Dáil debates
Wednesday, 17 September 2025
National Human Rights Strategy for Disabled People 2025-2030: Statements
6:15 am
Catherine Connolly (Galway West, Independent)
I welcome any strategy that has human rights in it. I, therefore, welcome the National Human Rights Strategy for Disabled People. However, if I go to the back of it, I see that there is a fundamental misunderstanding. On the last page, it states that their message is clear: people with disabilities want to be treated the same as everyone else. That is not accurate. They do not want to be treated the same as everyone else because that would not be treating them as people with a disability who need carefully planned services and carefully planned assistance. There is a fundamental misunderstanding there. Then, we go to the background to this. That is the human rights strategy.
Let me take the Minister of State back as quickly as I can in my two minutes and 30 seconds. In 1993, we had the Commission on the Status of People with Disabilities; in 2004, we had the National Disability Strategy; in 2005, we had the Disability Act, which the Government is utterly not complying with; and in 2007, we signed the UNCRPD, and ratified it in 2018. We signed the optional protocol in 2018. In 2012, we had Value for Money and Policy Review of Disability Services in Ireland. We had the National Disability Strategy Implementation Plan 2013-2015; the Comprehensive Employment Strategy for People with Disabilities; National Disability Inclusion Strategy; and so on. The Action Plan for Disability Services is taking us up to 2026. What did the Taoiseach tell us at the national dialogue? The system is not delivering for disabled people, despite all of that.
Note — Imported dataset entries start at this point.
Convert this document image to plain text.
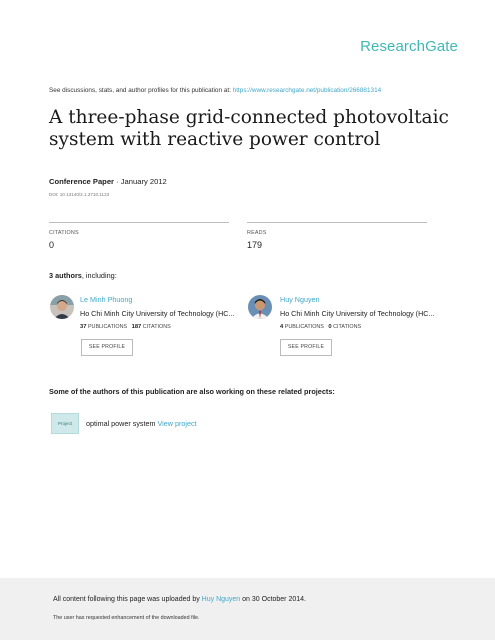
ResearchGate
See discussions, stats, and author profiles for this publication at: https://www.researchgate.net/publication/266881314
A three-phase grid-connected photovoltaic system with reactive power control
Conference Paper · January 2012
DOI: 10.13140/2.1.2710.1123
CITATIONS
0
READS
179
3 authors, including:
Le Minh Phuong
Ho Chi Minh City University of Technology (HC...
37 PUBLICATIONS 187 CITATIONS
SEE PROFILE
Huy Nguyen
Ho Chi Minh City University of Technology (HC...
4 PUBLICATIONS 0 CITATIONS
SEE PROFILE
Some of the authors of this publication are also working on these related projects:
Project	optimal power system View project
All content following this page was uploaded by Huy Nguyen on 30 October 2014.
The user has requested enhancement of the downloaded file.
Now, we have a strategy, and the strategy has no plan. We are going to get the first plan in December. Is the Government on target for that? We have no idea where the monitoring committee is. Has it been set up?
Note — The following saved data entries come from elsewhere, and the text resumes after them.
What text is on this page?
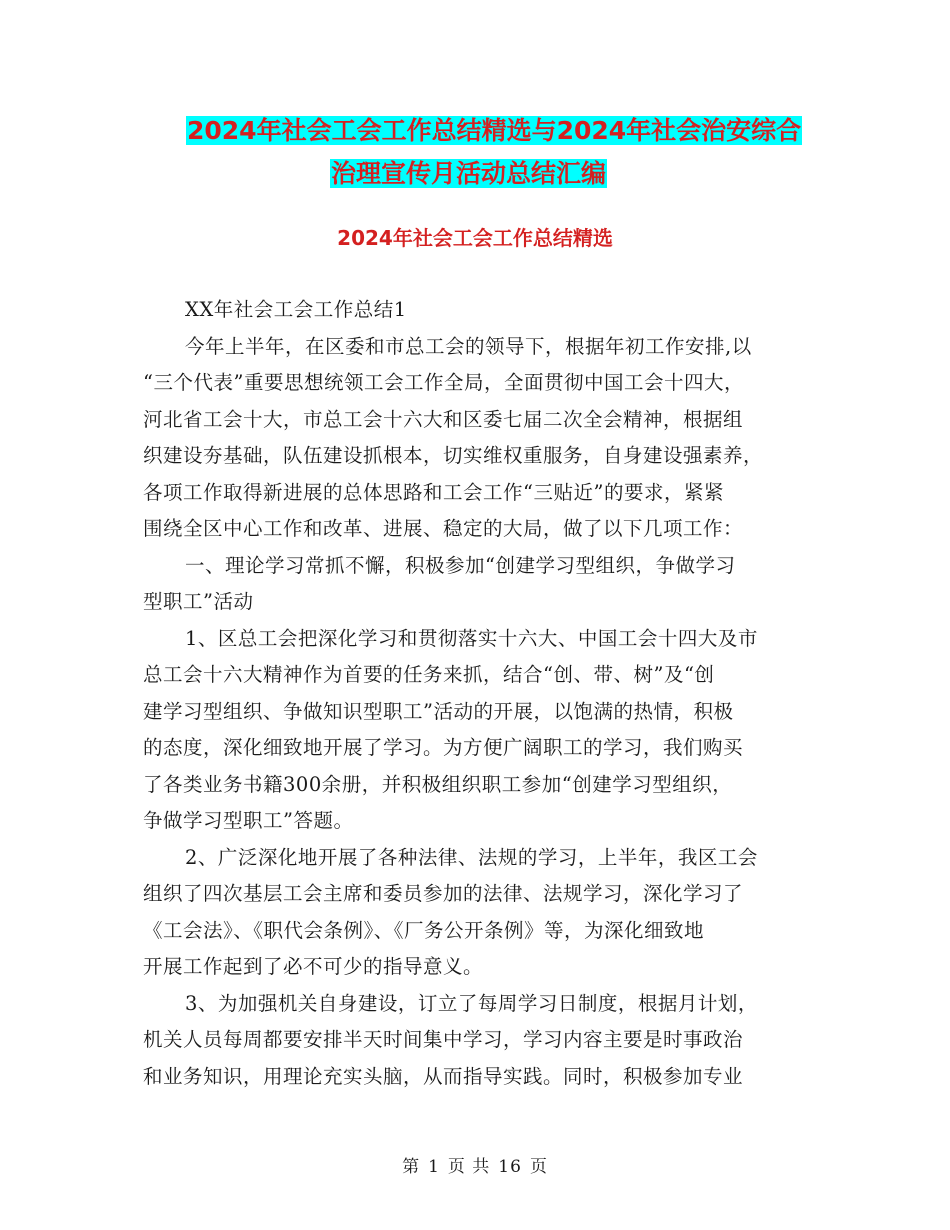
2024年社会工会工作总结精选与2024年社会治安综合
治理宣传月活动总结汇编
2024年社会工会工作总结精选

XX年社会工会工作总结1

今年上半年，在区委和市总工会的领导下，根据年初工作安排,以

“三个代表”重要思想统领工会工作全局，全面贯彻中国工会十四大，

河北省工会十大，市总工会十六大和区委七届二次全会精神，根据组

织建设夯基础，队伍建设抓根本，切实维权重服务，自身建设强素养，

各项工作取得新进展的总体思路和工会工作“三贴近”的要求，紧紧

围绕全区中心工作和改革、进展、稳定的大局，做了以下几项工作：

一、理论学习常抓不懈，积极参加“创建学习型组织，争做学习

型职工”活动

1、区总工会把深化学习和贯彻落实十六大、中国工会十四大及市

总工会十六大精神作为首要的任务来抓，结合“创、带、树”及“创

建学习型组织、争做知识型职工”活动的开展，以饱满的热情，积极

的态度，深化细致地开展了学习。为方便广阔职工的学习，我们购买

了各类业务书籍300余册，并积极组织职工参加“创建学习型组织，

争做学习型职工”答题。

2、广泛深化地开展了各种法律、法规的学习，上半年，我区工会

组织了四次基层工会主席和委员参加的法律、法规学习，深化学习了

《工会法》、《职代会条例》、《厂务公开条例》等，为深化细致地

开展工作起到了必不可少的指导意义。

3、为加强机关自身建设，订立了每周学习日制度，根据月计划，

机关人员每周都要安排半天时间集中学习，学习内容主要是时事政治

和业务知识，用理论充实头脑，从而指导实践。同时，积极参加专业

第 1 页 共 16 页
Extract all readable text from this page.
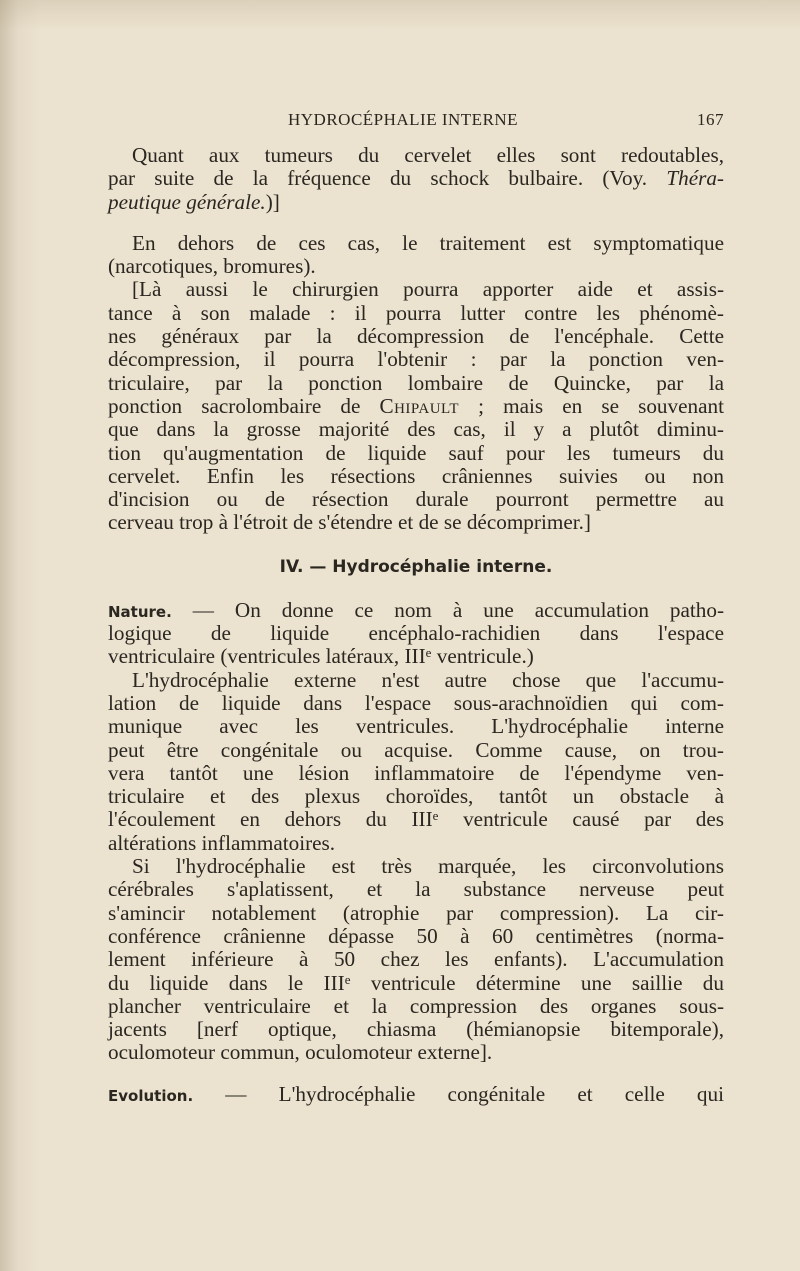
HYDROCÉPHALIE INTERNE	167
Quant aux tumeurs du cervelet elles sont redoutables,
par suite de la fréquence du schock bulbaire. (Voy. Théra-
peutique générale.)]
En dehors de ces cas, le traitement est symptomatique
(narcotiques, bromures).
[Là aussi le chirurgien pourra apporter aide et assis-
tance à son malade : il pourra lutter contre les phénomè-
nes généraux par la décompression de l'encéphale. Cette
décompression, il pourra l'obtenir : par la ponction ven-
triculaire, par la ponction lombaire de Quincke, par la
ponction sacrolombaire de Chipault ; mais en se souvenant
que dans la grosse majorité des cas, il y a plutôt diminu-
tion qu'augmentation de liquide sauf pour les tumeurs du
cervelet. Enfin les résections crâniennes suivies ou non
d'incision ou de résection durale pourront permettre au
cerveau trop à l'étroit de s'étendre et de se décomprimer.]
IV. — Hydrocéphalie interne.
Nature. — On donne ce nom à une accumulation patho-
logique de liquide encéphalo-rachidien dans l'espace
ventriculaire (ventricules latéraux, IIIe ventricule.)
L'hydrocéphalie externe n'est autre chose que l'accumu-
lation de liquide dans l'espace sous-arachnoïdien qui com-
munique avec les ventricules. L'hydrocéphalie interne
peut être congénitale ou acquise. Comme cause, on trou-
vera tantôt une lésion inflammatoire de l'épendyme ven-
triculaire et des plexus choroïdes, tantôt un obstacle à
l'écoulement en dehors du IIIe ventricule causé par des
altérations inflammatoires.
Si l'hydrocéphalie est très marquée, les circonvolutions
cérébrales s'aplatissent, et la substance nerveuse peut
s'amincir notablement (atrophie par compression). La cir-
conférence crânienne dépasse 50 à 60 centimètres (norma-
lement inférieure à 50 chez les enfants). L'accumulation
du liquide dans le IIIe ventricule détermine une saillie du
plancher ventriculaire et la compression des organes sous-
jacents [nerf optique, chiasma (hémianopsie bitemporale),
oculomoteur commun, oculomoteur externe].
Evolution. — L'hydrocéphalie congénitale et celle qui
Then, we look at the human rights. What does it tell us? The Irish Human Rights and Equality Commission, IHREC, stated that "Viewed on its own, the Strategy also does not include enough concrete actions and targeted measures to allow effective monitoring of implementation." It went on to state that it does not adequately address key issues central to the full implementation of the UN convention on rights, and that it does not include "access to justice, inclusive education and the need to urgently address institutional safeguarding issues." AHEAD, the NGO, stated that the strategy commitments are often aspirational and in many areas, there is little detail with concrete evidence - I am losing my words here I am going so quickly - and that disabled persons organisations are highlighted but they are under-resourced and understaffed.